Despite the request for a speedy decision from the president, the debate in Congress has been time consuming as members weigh the costs of a potential military strike against budgetary consequences.
After all, Congress must come to an agreement over whether to hike the U.S borrowing limit once again to avoid a default on the nation’s financial obligations by mid-October. If that wasn’t enough, the Pentagon’s budget has been greatly restricted over the last year thanks to the massive, arbitrary cuts, known as sequestration, which took effect at the end of last year.

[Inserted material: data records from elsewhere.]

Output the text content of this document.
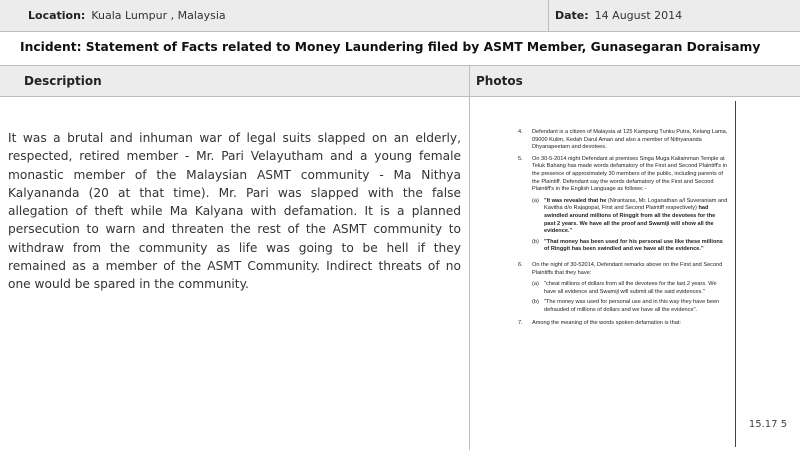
Location: Kuala Lumpur , Malaysia	Date: 14 August 2014
Incident: Statement of Facts related to Money Laundering filed by ASMT Member, Gunasegaran Doraisamy
Description	Photos

It was a brutal and inhuman war of legal suits slapped on an elderly, respected, retired member - Mr. Pari Velayutham and a young female monastic member of the Malaysian ASMT community - Ma Nithya Kalyananda (20 at that time). Mr. Pari was slapped with the false allegation of theft while Ma Kalyana with defamation. It is a planned persecution to warn and threaten the rest of the ASMT community to withdraw from the community as life was going to be hell if they remained as a member of the ASMT Community. Indirect threats of no one would be spared in the community.

4.	Defendant is a citizen of Malaysia at 125 Kampung Tunku Putra, Kelang Lama, 09000 Kulim, Kedah Darul Aman and also a member of Nithyananda Dhyanapeetam and devotees.
5.	On 30-5-2014 night Defendant at premises Singa Muga Kaliamman Temple at Teluk Bahang has made words defamatory of the First and Second Plaintiff's in the presence of approximately 30 members of the public, including parents of the Plaintiff. Defendant say the words defamatory of the First and Second Plaintiff's in the English Language as follows: -
(a) "It was revealed that he (Nirantaras, Mr. Loganathan a/l Suveraniam and Kavitha d/o Rajagopal, First and Second Plaintiff respectively) had swindled around millions of Ringgit from all the devotees for the past 2 years. We have all the proof and Swamiji will show all the evidence."
(b) "That money has been used for his personal use like these millions of Ringgit has been swindled and we have all the evidence."
6.	On the night of 30-52014, Defendant remarks above on the First and Second Plaintiffs that they have:
(a) "cheat millions of dollars from all the devotees for the last 2 years. We have all evidence and Swamiji will submit all the said evidences."
(b) "The money was used for personal use and in this way they have been defrauded of millions of dollars and we have all the evidence".
7.	Among the meaning of the words spoken defamation is that:
15.17 5
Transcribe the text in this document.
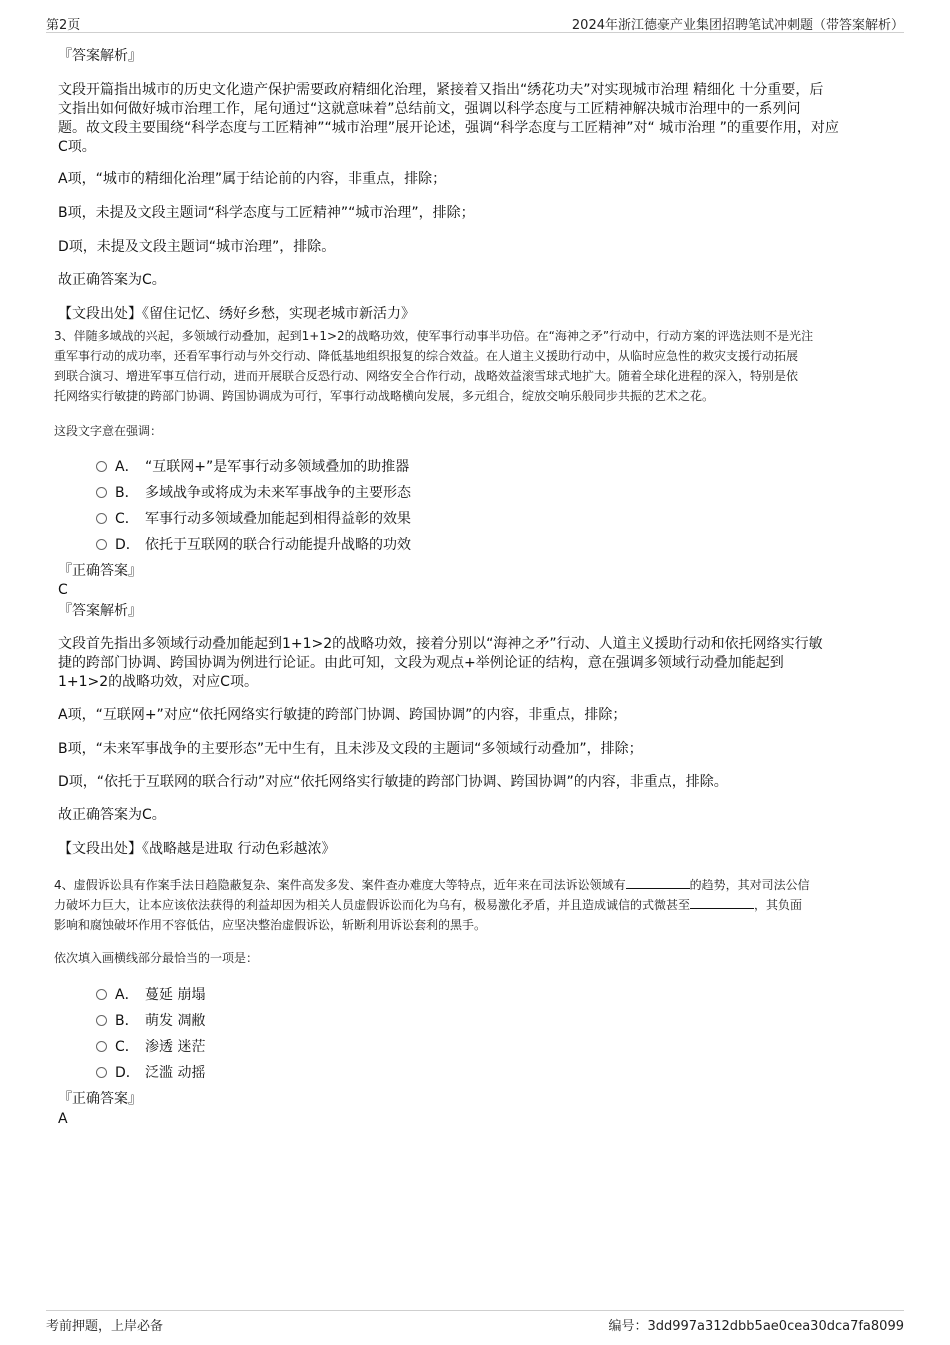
第2页	2024年浙江德豪产业集团招聘笔试冲刺题（带答案解析）
『答案解析』
文段开篇指出城市的历史文化遗产保护需要政府精细化治理，紧接着又指出“绣花功夫”对实现城市治理 精细化 十分重要，后
文指出如何做好城市治理工作，尾句通过“这就意味着”总结前文，强调以科学态度与工匠精神解决城市治理中的一系列问
题。故文段主要围绕“科学态度与工匠精神”“城市治理”展开论述，强调“科学态度与工匠精神”对“ 城市治理 ”的重要作用，对应
C项。
A项，“城市的精细化治理”属于结论前的内容，非重点，排除；
B项，未提及文段主题词“科学态度与工匠精神”“城市治理”，排除；
D项，未提及文段主题词“城市治理”，排除。
故正确答案为C。
【文段出处】《留住记忆、绣好乡愁，实现老城市新活力》
3、伴随多域战的兴起，多领域行动叠加，起到1+1>2的战略功效，使军事行动事半功倍。在“海神之矛”行动中，行动方案的评选法则不是光注
重军事行动的成功率，还看军事行动与外交行动、降低基地组织报复的综合效益。在人道主义援助行动中，从临时应急性的救灾支援行动拓展
到联合演习、增进军事互信行动，进而开展联合反恐行动、网络安全合作行动，战略效益滚雪球式地扩大。随着全球化进程的深入，特别是依
托网络实行敏捷的跨部门协调、跨国协调成为可行，军事行动战略横向发展，多元组合，绽放交响乐般同步共振的艺术之花。
这段文字意在强调：
A． “互联网+”是军事行动多领域叠加的助推器
B． 多域战争或将成为未来军事战争的主要形态
C． 军事行动多领域叠加能起到相得益彰的效果
D． 依托于互联网的联合行动能提升战略的功效
『正确答案』
C
『答案解析』
文段首先指出多领域行动叠加能起到1+1>2的战略功效，接着分别以“海神之矛”行动、人道主义援助行动和依托网络实行敏
捷的跨部门协调、跨国协调为例进行论证。由此可知，文段为观点+举例论证的结构，意在强调多领域行动叠加能起到
1+1>2的战略功效，对应C项。
A项，“互联网+”对应“依托网络实行敏捷的跨部门协调、跨国协调”的内容，非重点，排除；
B项，“未来军事战争的主要形态”无中生有，且未涉及文段的主题词“多领域行动叠加”，排除；
D项，“依托于互联网的联合行动”对应“依托网络实行敏捷的跨部门协调、跨国协调”的内容，非重点，排除。
故正确答案为C。
【文段出处】《战略越是进取 行动色彩越浓》
4、虚假诉讼具有作案手法日趋隐蔽复杂、案件高发多发、案件查办难度大等特点，近年来在司法诉讼领域有	的趋势，其对司法公信
力破坏力巨大，让本应该依法获得的利益却因为相关人员虚假诉讼而化为乌有，极易激化矛盾，并且造成诚信的式微甚至	，其负面
影响和腐蚀破坏作用不容低估，应坚决整治虚假诉讼，斩断利用诉讼套利的黑手。
依次填入画横线部分最恰当的一项是：
A． 蔓延 崩塌
B． 萌发 凋敝
C． 渗透 迷茫
D． 泛滥 动摇
『正确答案』
A
考前押题，上岸必备	编号：3dd997a312dbb5ae0cea30dca7fa8099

Adding to all the indecision in Washington was pressure from some other nations, and the United Nations, for the U.S. not to pursue an attack in retaliation against the Syrian government.
Further, the inaction from the president and Congress over the last two weeks highlights the nation’s desire to stay out of another international military conflict, and elected representatives’ desire to stay safe in the political positions.
FOX Business's Adam Samson contributed to this report.